Zajmujemy się wieloma rzeczami naraz. Jest dużo spraw, które nas absorbują, ciekawią i cieszą 🙂
Pasieka KozieRogi
Pasiekę prowadzimy od 2013 roku. Zaczynaliśmy nieśmiało od kilku uli, a teraz działalność rozrosła się aż za bardzo. Trzeba przecież kiedyś jeść i spać 😉
Dużo nam dało ukończenie Technikum Pszczelarskiego w Sulejowie. Na początku nie za bardzo wiedzieliśmy jak się pszczołami zajmować, a szkoła zapewniła nam dużą dawkę teorii i sporo praktyki, co pozwoliło nam uniknąć wielu błędów. Nie oznacza to, że jesteśmy bezbłędni, o nie. Ciągłe eksperymenty przynoszą różne rezultaty – nieoczekiwanie dobre i niespodziewanie złe. Głową pasieki jest Dominik. To on czuwa nad wszystkimi terminami, zabiegami i wymyśla eksperymenty.
Obecnie pozyskujemy miód, propolis, pyłek i pierzgę pszczelą. Miód możesz u nas kupić (chyba, że akurat się skończył), ale te trzy ostatnie produkty póki co wykorzystujemy tylko na potrzeby własne – rodziny i najbliższych znajomych.
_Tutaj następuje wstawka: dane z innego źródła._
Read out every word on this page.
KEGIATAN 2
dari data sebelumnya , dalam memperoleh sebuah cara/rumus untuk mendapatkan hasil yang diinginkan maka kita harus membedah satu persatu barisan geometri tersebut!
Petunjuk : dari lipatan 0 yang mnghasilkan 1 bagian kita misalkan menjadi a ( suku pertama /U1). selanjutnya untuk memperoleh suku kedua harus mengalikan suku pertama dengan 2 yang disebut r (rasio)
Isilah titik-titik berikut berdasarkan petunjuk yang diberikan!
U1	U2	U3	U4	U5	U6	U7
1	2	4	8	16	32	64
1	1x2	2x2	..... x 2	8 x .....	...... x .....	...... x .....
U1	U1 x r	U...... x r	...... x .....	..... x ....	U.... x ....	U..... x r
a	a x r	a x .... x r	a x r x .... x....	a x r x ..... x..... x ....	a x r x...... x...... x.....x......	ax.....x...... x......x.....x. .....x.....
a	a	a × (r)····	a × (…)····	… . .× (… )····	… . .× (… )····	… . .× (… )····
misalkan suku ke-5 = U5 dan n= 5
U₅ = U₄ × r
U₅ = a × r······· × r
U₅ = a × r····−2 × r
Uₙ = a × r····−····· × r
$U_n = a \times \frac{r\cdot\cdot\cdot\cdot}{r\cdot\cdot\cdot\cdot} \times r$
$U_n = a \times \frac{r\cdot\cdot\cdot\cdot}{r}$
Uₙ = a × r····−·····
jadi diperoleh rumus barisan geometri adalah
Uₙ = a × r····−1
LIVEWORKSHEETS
Zwracamy uwagę na to co jemy. Od wiosny do jesieni pokaźna część naszego pożywienia produkuje się w ogródku bez stosowania jakichkolwiek środków chemicznych. Uprawa oparta jest na wprowadzeniu maksymalnej bioróżnorodności. Rośliny zasilane są kompostem wykonanym we własnym zakresie oraz obornikiem od zaprzyjaźnionego rolnika prowadzącego niewielkie gospodarstwo. Stosujemy opryski z wyciągów roślinnych, którymi zwalczamy szkodniki i choroby (jeżeli zachodzi taka potrzeba). Z naszych (i nie tylko naszych) plonów przygotowujemy zapasy na zimę.
Posiadamy też niewielką winnicę, a z owoców wytwarzamy wino i soki. Uprawiane przez nas odmiany przerobowe to Regent, Rondo, Bianca, Maréchal Foch i Léon Millot. Mamy też kilkanaście krzaków odmian deserowych winorośli. Wyjeżdżając latem na urlop chętnie odwiedzamy polskie winnice.
Łączy nas zamiłowanie do pszczół i przyrody. Staramy się żyć w poszanowaniu dla naszego zdrowia, bo zdążyliśmy się już przekonać, jak bardzo ono jest ważne.